Bisnis.com, JAKARTA - Klaim calon wakil presiden (cawapres) nomor urut 02, Gibran Rakabuming Raka soal Food Estate yang dianggap sebagain berhasil masih dipertanyakan. Terutama, bagaimana ihwal korelasi dampak proyek Food Estate terhadap tren impor pangan.
Ekonom Center for Economic and Law Studies (Celios) Bhima Yudhistira mengkritik proyek Food Estate yang digadang-gadang sebagai strategi ketahanan pangan nasional justru tidak mampu menahan laju impor pangan. Indonesia dalam satu dekade terakhir tetap melakukan impor pangan dengan jumlah yang terus bertambah.
"Harusnya, Food Estate yang dibangun dalam beberapa tahun ke belakangan ini berkorelasi dengan ketahanan pangan nasional dan daerah, tapi yang terjadi Food Estate-nya dibangun, impor pangannya makin tinggi," ujar Bhima saat dihubungi, Senin (22/1/2024).
Dia juga mempertanyakan seberapa besar produksi pangan yang dihasilkan dari proyek Food Estate. Seharusnya, Food Estate sebagai langkah ekstensifikasi pertanian bisa menghasilkan produksi pangan yang mumpuni untuk stabilitas harga dan pasokan.
Namun, dalam tata kelola Food Estate, kata Bhima justru sarat konflik kepentingan. Misalnya, proyek Food Estate di Gunung Mas, Kalimantan Tengah yang justru digarap oleh Menteri Pertahanan, alih-alih Menteri Pertanian. Petani dan masyarakat pun belum ketibanan manfaat dari Food Estate singkong yang kini ditanami jagung itu.
Oleh karena itu, Bhima melihat bahwa upaya peningkatan produksi pangan sebaiknya dilakukan lewat intensifikasi. Pengadaan pupuk dan mekanisasi seperti yang juga disebut Gibran pun diakuinya jadi langkah tepat.
Baca Juga
"Jadi perdebatannnya yaitu ekstensifikasi skala besar dan terbukti dengan Food Estate yang ada sekarang ini justru menimbulkan kerusakan lingkungan. Karena kalau ditanya sebaliknya dari anggaran Food Estate sekarang berapa banyak produksi pangan yang bisa dihasilkan?," ucapnya.

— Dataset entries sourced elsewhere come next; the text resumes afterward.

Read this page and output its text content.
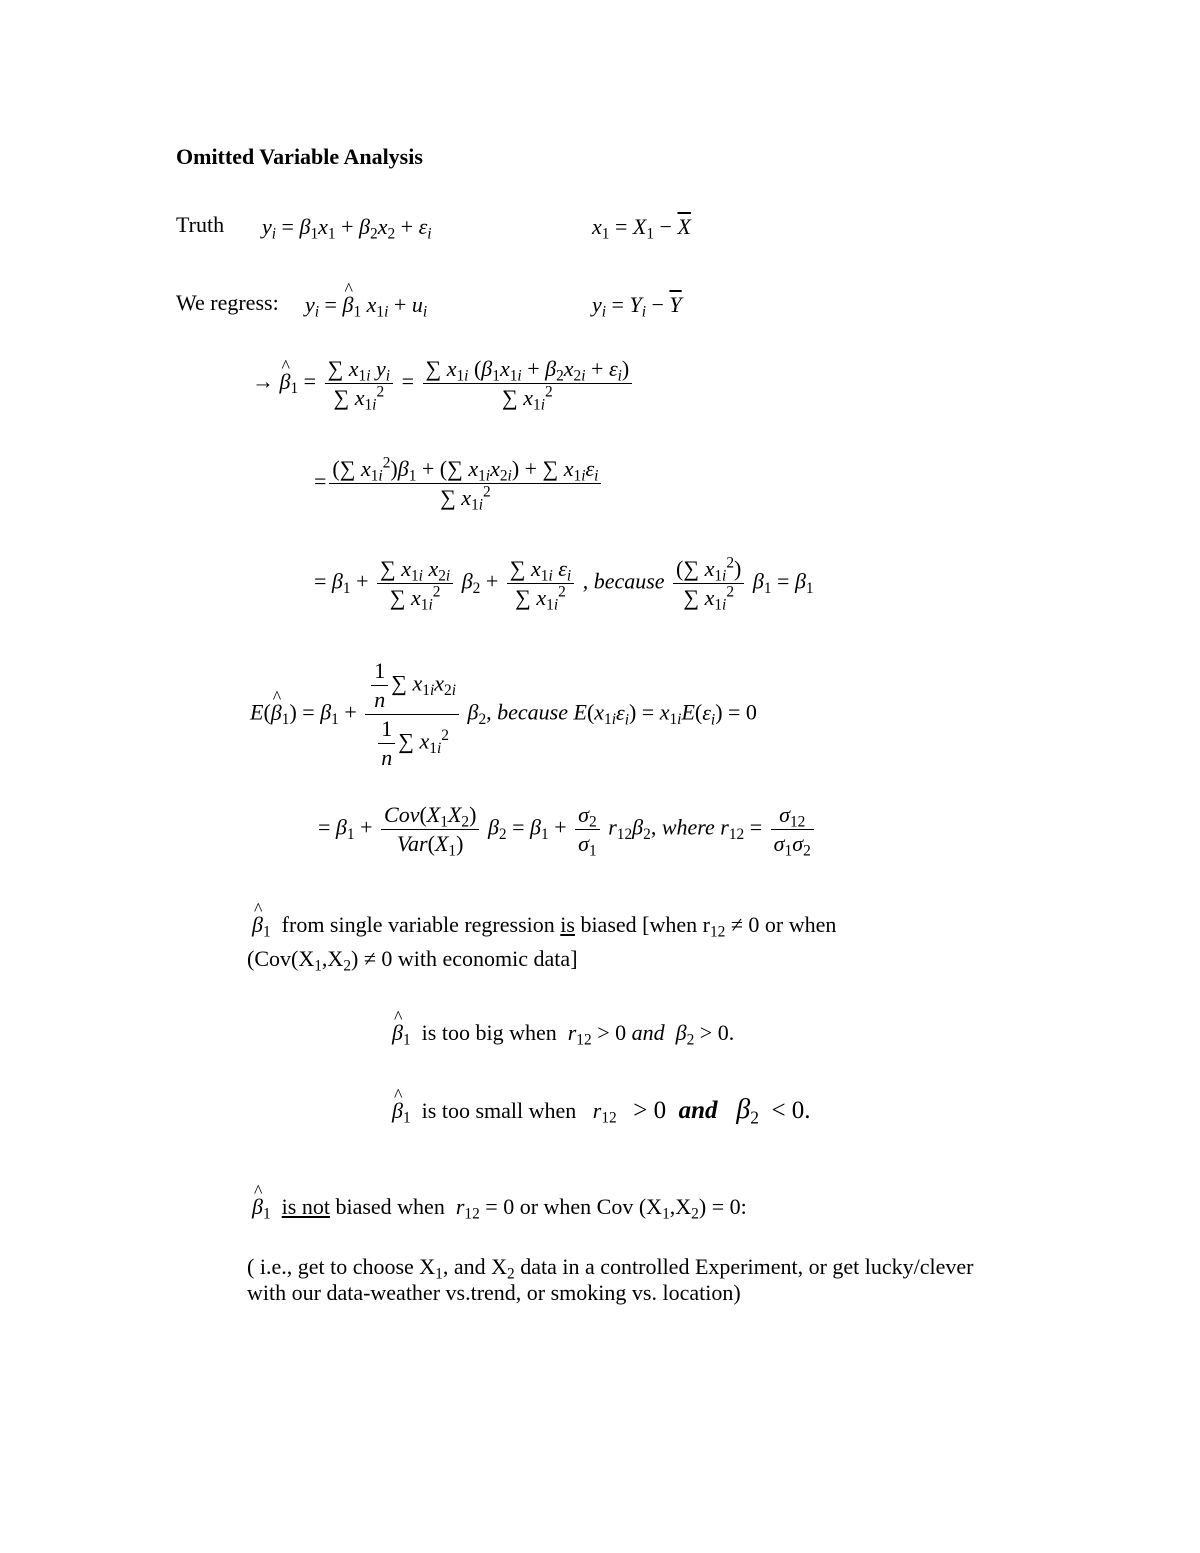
Omitted Variable Analysis
Truth $y_i = \beta_1x_1 + \beta_2x_2 + \varepsilon_i$	$x_1 = X_1 - \overline{X}$
We regress: $y_i$ = ^ $\beta_1$ $x_{1i} + u_i$	$y_i = Y_i - \overline{Y}$
→ ^ $\beta_1 = \frac{\sum x_{1i} y_i}{\sum x_{1i}^2} = \frac{\sum x_{1i} (\beta_1x_{1i} + \beta_2x_{2i} + \varepsilon_i)}{\sum x_{1i}^2}$
= $\frac{(\sum x_{1i}^2)\beta_1 + (\sum x_{1i}x_{2i}) + \sum x_{1i}\varepsilon_i}{\sum x_{1i}^2}$
= $\beta_1 + \frac{\sum x_{1i} x_{2i}}{\sum x_{1i}^2} \beta_2 + \frac{\sum x_{1i} \varepsilon_i}{\sum x_{1i}^2}$ , because $\frac{(\sum x_{1i}^2)}{\sum x_{1i}^2} \beta_1 = \beta_1$
E(^ $\beta_1) = \beta_1 + \frac{\frac{1}{n} \sum x_{1i}x_{2i}}{\frac{1}{n} \sum x_{1i}^2} \beta_2$, because $E(x_{1i}\varepsilon_i) = x_{1i}E(\varepsilon_i) = 0$
= $\beta_1 + \frac{Cov(X_1X_2)}{Var(X_1)} \beta_2 = \beta_1 + \frac{\sigma_2}{\sigma_1} r_{12}\beta_2$, where $r_{12} = \frac{\sigma_{12}}{\sigma_1\sigma_2}$
^ $\beta_1$ from single variable regression is biased [when $r_{12} \ne 0$ or when
($Cov(X_1,X_2) \ne 0$ with economic data]
^ $\beta_1$ is too big when $r_{12} > 0$ and $\beta_2 > 0$.
^ $\beta_1$ is too small when $r_{12} > 0$  and $\beta_2 < 0$.
^ $\beta_1$ is not biased when $r_{12} = 0$ or when Cov $(X_1,X_2) = 0$:
( i.e., get to choose $X_1$, and $X_2$ data in a controlled Experiment, or get lucky/clever
with our data-weather vs.trend, or smoking vs. location)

Secara terpisah, Guru Besar IPB University, sekaligus Ketua Asosiasi Bank Benih dan Teknologi Tani Indonesia (AB2TI), Dwi Andreas tidak menampik bahwa selama satu dekade pemerintahan Joko Widodo (Jokowi) produksi beras mengalami penurunan sekitar 1% setiap tahunnya. Padahal, di sisi lain jumlah penduduk terus tumbuh dengan rata-rata pertumbuhan di rentang 1,3-1,4% per tahun.
Andreas menyebut nilai impor pangan pada 2013 sekitar US$10 miliar kemudian naik hampir dua kali lipat pada 2022 sebesar US$18,6 miliar.
Mirisnya, meskipun produksi beras merosot, masyarakat Indonesia saat ini justru tertolong oleh impor gandum. Bahkan, Andreas mengatakan, saat ini gandum telah menyumbang 28% proporsi pangan pokok masyarakat secara nasional.
"Kita tertolong oleh impor gandum. Jadi 28% pangan pokok kita terdiri dari makanan berbasis gandum. Dan gandum itu 100% kita impor," ucapnya.
Sementara itu, Peneliti Pembangunan Pangan dan Energi Berkelanjutan, Indef, Dhenny Yuartha menilai bahwa program monokultur Food Estate justru telah menggerus kergaman pangan lokal di daerah lokasi Food Estate berada.
"Masyarakat yang sebenarnya punya kearifan lokal secara akses pangan dan gizi terpenuhi, keragaman pangan terpenuhi, tapi saat akses itu ditutup untuk Food Estate misalnya, artinya industri pangan masuk ke situ," ujar Dhenny dalam diskusi publik secara virtual, Senin (22/1/2024).
Sebelumnya, cawapres nomor urut 02, Gibran Rakabuming Raka mengklaim masih ada program Food Estate yang berhasil. Pembelaan Gibran muncul seiring kritik kegagalan Food Estate dari dua cawapres lainnya.
"Nomor 1 dan 3 ini kan kompak bilang Food Estate gagal. Saya tegaskan sekali lagi ya pak, memang ada yang gagal, tapi ada yang berhasil juga yang sudah panen," ujar Gibran dalam debat cawapres, Minggu (21/1/2024).
Gibran menyebut bahwa Food Estate di Gunung Mas, Kalimantan Tengah menjadi salah satu lokasi berhasil. Bahkan Gibran mengklaim Food Estate Gunung Mas sudah berhasil menghasilkan panen singkong dan jagung.
"Di Gunung Mas Kalteng itu sudah panen jagung, singkong. Cek saja datanya," sebut Gibran.